I am not saying W3C XML Schema is particularly good, but it is sufficiently powerful and usable for rich data descriptions. One of the biggest headaches is that it allows more realistically flexible data descriptions than programming languages are easily able to deal with (that's one of the things I'm hoping to fix with CEDSimply).
(but please, no more "have you heard of XXX project, it's really wonderful", I'm sure it is, but unless its something that is doing it the same way I am, it is not really relevant. If someone out there already has this idea and a more mature codebase, I'd be pleased to drop this, and contribute to that.)

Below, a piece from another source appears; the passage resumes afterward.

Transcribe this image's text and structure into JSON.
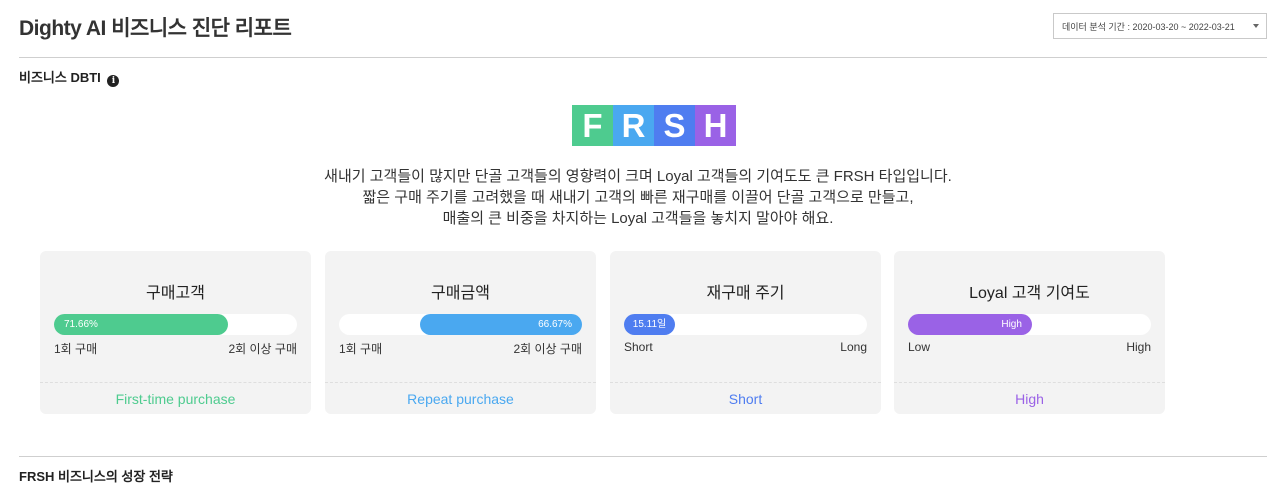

In fact, what I'm doing is collecting the classes defined within the XMLModel subclass, and instantiating them when an instance of the XMLModel is created, so all those sub classes become composite objects.
So you can create more than one instance, and use them, with out conflict.
> It might also be faster to have the code "know" the values > to check rather than having to parse the schema each time > you run your program... especially for trivial programs.
That sounds a bit like "it might be faster to have the code 'know' the values to check rather than relying on the database schema rules to enforce them." :-)
Schemas are referred to by instance documents, not incorporated. There's no reason why a processing system can't have a schema cached. You could have an architecture where validation against a schema was performed separately before calling user code.
I read somewhere that XML is just reinvented and *terribly* overengineered Lisp. In Lisp code is data and data is code, so mixing them is a normal thing. Languages in XML? (Jelly, anyone?) Why do you think there are so many dialects of Lisp? :)
I'm guessing but I think the reference is to the book "Pragmatic Project Automation" by Mike Clark (ISBN 0-9745140-3-9). It contains (on page 29) a page long explation by James Davidson (the author of Ant) about why he used XML in Ant. The article title is "The Creator of Ant Exorcizes One of His Demons". The full article ends with the following paragraph...
> ... > Another example is Ant. The creator of this tool has > since apologized for using XML > ... > > Do you have a reference to that? I couldn't find such a > public apology on the web.
The creator of Ant writes here about his regrets in (A) using XML and (B) not making Ant more powerful by incorporating enough language constructs. I agree wholeheartedly on both counts, and yet I'm not ready to undertake the project of creating a new build system, much as I would like to have a better one for my own use.